Consideration on Solicited Reports and Spontaneous Reports
There are interrelating effects between solicited reports and spontaneous reports in pharmacovigilance. We believe that pro-active regulatory requirements, such as the use-results survey during the re-examination period, in addition to the spontaneous reporting system, allow for immediate implementation of regulatory actions with potential clinical benefit. For example, the high reporting of ILD may be responsible for the early detection of the importance of the dosing sequence of EGFR-TKIs and nivolumab, which subsequently led to a series of Ministry of Health, Labour and Welfare notifications [17, 18]. The trigger was the accumulation of the solicited reports and the spontaneous reports of the EGFR-TKIs. In January 2018, the Ministry of Health, Labour and Welfare issued a relevant notification about an interim report of the all-case survey of osimertinib, where 33 ILD cases with a history of nivolumab were identified [19]. In February 2019, the label of osimertinib was updated based on the consideration that the final report of the all-case survey identified that the history of ILD and prior treatment of nivolumab were the risk factors for ILD in the treatment with osimertinib [20]. Given the higher incidence of pre-existing ILD in NSCLC, we must avoid misinterpretation that previously taking NSCLC drugs is a risk factor. The label update was based on the comparison with other covariates, such as previous chemotherapy treatment, World Health Organization performance status, and pulmonary radiation, identifying the risk with specificity [14]. In addition, the effect of previous nivolumab treatment was time dependent, suggesting the biological mechanism.

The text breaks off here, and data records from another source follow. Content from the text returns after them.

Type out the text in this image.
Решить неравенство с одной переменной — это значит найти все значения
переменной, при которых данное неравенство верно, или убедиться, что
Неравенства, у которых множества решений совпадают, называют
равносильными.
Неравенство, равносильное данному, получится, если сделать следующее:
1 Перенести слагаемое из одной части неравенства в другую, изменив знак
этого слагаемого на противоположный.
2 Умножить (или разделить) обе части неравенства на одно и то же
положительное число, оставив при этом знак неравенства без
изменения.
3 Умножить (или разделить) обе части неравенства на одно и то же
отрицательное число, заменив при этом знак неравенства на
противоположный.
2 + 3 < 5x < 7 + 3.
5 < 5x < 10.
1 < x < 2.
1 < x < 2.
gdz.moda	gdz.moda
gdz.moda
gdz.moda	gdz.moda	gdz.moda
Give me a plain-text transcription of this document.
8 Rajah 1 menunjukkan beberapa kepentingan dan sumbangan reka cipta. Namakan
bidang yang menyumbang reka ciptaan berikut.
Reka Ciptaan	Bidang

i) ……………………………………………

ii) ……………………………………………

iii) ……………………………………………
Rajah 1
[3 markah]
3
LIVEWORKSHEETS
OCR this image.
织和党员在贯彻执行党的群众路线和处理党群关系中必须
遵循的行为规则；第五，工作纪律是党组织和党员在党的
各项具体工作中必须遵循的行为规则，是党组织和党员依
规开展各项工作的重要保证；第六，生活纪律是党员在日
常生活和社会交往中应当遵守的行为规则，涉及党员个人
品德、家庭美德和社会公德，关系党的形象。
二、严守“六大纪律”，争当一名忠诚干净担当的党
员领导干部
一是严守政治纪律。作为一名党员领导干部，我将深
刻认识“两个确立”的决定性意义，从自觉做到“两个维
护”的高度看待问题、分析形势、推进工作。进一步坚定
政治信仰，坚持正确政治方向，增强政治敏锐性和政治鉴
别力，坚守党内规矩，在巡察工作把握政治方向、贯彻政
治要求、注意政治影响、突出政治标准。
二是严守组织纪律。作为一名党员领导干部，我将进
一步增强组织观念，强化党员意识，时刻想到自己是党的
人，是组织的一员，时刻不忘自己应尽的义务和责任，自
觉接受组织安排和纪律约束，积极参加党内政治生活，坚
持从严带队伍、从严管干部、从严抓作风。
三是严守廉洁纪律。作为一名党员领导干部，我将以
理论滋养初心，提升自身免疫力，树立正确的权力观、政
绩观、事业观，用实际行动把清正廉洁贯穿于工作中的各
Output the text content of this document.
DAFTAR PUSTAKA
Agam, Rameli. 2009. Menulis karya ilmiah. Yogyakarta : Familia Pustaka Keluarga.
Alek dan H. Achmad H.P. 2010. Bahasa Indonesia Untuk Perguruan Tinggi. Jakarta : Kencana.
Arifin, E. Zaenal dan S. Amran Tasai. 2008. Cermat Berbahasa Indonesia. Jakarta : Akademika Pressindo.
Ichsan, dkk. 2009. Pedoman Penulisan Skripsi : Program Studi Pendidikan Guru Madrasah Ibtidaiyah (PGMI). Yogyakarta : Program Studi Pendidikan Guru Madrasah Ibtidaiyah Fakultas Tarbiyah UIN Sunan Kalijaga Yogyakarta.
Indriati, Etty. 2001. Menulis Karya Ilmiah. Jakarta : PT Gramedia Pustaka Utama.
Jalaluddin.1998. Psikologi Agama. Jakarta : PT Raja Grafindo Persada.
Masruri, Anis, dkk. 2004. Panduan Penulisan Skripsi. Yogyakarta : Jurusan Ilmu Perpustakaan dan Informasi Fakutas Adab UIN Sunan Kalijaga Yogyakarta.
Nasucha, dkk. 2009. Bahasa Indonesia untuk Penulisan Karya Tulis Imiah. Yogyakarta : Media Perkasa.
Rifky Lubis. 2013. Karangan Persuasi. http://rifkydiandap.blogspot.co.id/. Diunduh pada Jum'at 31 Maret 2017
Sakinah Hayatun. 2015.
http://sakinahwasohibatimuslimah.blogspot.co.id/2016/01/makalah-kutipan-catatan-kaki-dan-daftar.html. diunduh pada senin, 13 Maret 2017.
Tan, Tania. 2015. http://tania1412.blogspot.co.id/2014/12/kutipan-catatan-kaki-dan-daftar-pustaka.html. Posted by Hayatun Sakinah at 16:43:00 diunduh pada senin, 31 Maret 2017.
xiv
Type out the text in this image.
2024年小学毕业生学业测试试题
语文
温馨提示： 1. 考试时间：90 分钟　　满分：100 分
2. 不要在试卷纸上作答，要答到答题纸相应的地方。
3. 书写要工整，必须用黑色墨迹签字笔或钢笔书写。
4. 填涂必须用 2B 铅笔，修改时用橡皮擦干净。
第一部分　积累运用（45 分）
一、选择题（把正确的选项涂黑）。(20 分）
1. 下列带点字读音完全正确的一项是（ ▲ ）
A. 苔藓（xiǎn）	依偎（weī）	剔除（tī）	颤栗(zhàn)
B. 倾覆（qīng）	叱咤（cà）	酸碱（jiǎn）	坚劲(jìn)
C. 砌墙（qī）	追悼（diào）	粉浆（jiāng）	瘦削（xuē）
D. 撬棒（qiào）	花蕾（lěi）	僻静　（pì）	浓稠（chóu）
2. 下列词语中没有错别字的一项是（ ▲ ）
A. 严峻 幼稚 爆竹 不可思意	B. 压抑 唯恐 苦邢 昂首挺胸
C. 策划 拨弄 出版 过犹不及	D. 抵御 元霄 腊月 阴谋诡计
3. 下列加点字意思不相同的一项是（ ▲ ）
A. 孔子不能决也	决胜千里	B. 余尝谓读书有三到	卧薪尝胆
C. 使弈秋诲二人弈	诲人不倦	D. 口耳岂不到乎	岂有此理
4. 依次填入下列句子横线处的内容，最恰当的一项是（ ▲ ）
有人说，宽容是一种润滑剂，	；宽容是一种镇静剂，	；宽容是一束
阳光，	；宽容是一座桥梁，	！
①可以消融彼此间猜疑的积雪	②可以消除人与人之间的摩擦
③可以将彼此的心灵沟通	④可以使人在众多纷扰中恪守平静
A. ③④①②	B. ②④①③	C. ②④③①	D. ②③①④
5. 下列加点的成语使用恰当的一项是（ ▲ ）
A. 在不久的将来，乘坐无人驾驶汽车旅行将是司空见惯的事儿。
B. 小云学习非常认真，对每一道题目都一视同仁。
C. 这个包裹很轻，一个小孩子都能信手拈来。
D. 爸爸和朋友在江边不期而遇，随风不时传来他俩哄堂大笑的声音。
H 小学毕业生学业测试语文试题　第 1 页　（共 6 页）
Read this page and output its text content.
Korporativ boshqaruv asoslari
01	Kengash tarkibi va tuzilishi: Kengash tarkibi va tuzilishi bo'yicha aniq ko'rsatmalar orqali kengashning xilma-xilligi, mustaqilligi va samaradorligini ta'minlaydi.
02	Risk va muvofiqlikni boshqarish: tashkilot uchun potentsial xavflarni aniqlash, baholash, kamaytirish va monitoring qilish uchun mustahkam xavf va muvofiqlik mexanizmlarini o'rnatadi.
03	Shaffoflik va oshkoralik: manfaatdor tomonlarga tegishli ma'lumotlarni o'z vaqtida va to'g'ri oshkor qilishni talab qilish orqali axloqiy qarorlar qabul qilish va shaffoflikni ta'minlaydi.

Meanwhile, the EGFR-TKIs and nivolumab programmed death-ligand 1 (PD-L1) blockade combination underwent scientific scrutiny. In an analogous situation, the durvalumab (another anti-PD-L1 antibody) plus osimertinib arm of the TATTON trial, ILD was markedly high [21]. There is growing concern that treatment with the PD-L1 blockade affects the incidence of EGFR-TKI-induced ILD in patients with NSCLC [22, 23], In particular, given that several EGFR-TKIs and PD-L1 pathway inhibitors are currently on the market, it is important to further elucidate the safest combination or sequence for the use of these therapies.